Quantum computing is an ongoing boost to computing power made possible by some of the counter-intuitive properties of sub-atomic particles and their interactions. Researchers in Japan have announced what may be the next great breakthrough in the development of quantum computing.
The digital (non-quantum) computing with which the world is now quite familiar works with “bits.” These are yes/no decisions, often expressed as “1” or “0”.
Quantum computers work with qubits, which allow for recognition of various tones of “maybe.” In the pioneering quantum devices, the qubits have been “entangled” as pairs. If one of the qubits says “yes” the other says “yes” instantly.
Physically a “qubit” is a very small blob of silicon, known as a “quantum dot.”The spin of an electron within this dot is the “yes” or the “no” mentioned above.

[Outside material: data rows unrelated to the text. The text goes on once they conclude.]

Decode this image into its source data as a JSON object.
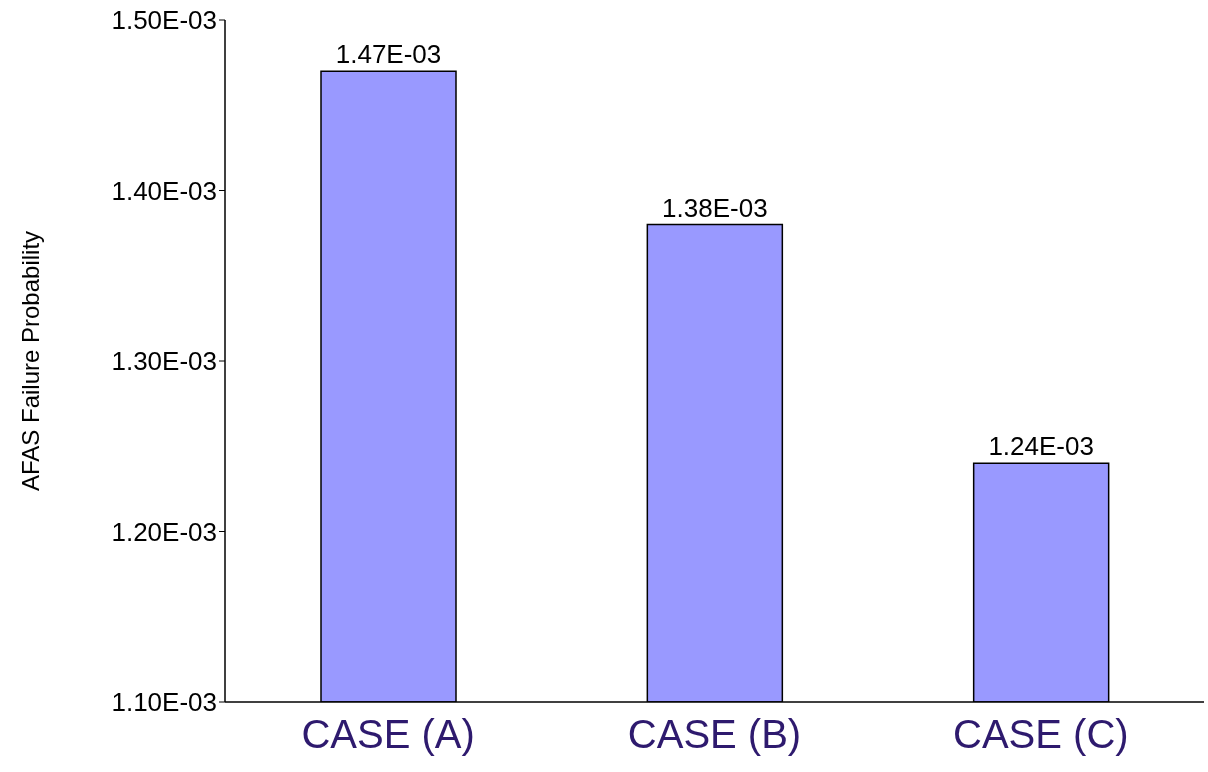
{
  "chart_data": {
    "type": "bar",
    "ylabel": "AFAS Failure Probability",
    "categories": [
      "CASE (A)",
      "CASE (B)",
      "CASE (C)"
    ],
    "values": [
      0.00147,
      0.00138,
      0.00124
    ],
    "value_labels": [
      "1.47E-03",
      "1.38E-03",
      "1.24E-03"
    ],
    "color": "#9999ff",
    "ylim": [
      0.0011,
      0.0015
    ],
    "yticks": [
      {
        "value": 0.0011,
        "label": "1.10E-03"
      },
      {
        "value": 0.0012,
        "label": "1.20E-03"
      },
      {
        "value": 0.0013,
        "label": "1.30E-03"
      },
      {
        "value": 0.0014,
        "label": "1.40E-03"
      },
      {
        "value": 0.0015,
        "label": "1.50E-03"
      }
    ],
    "grid": false,
    "legend": false
  }
}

Thus far quantum computing has involved two-qubit systems, though scientists have recognized that the entanglement of groups of three qubits would be necessary before quantum computing could be scaled up properly.
Strange New Worlds:
And that is what has now been accomplished. Scientists at Japan’s RIKEN Center for Emergent Matter Science have demonstrated a working triple-qubit system.
Seigo Tarucha, the leader of the team, said: “Two-quibit operation is good enough to perform fundamental logical calculations. But a three-qubit system is the minimum unit for scaling up and implementing error correction.”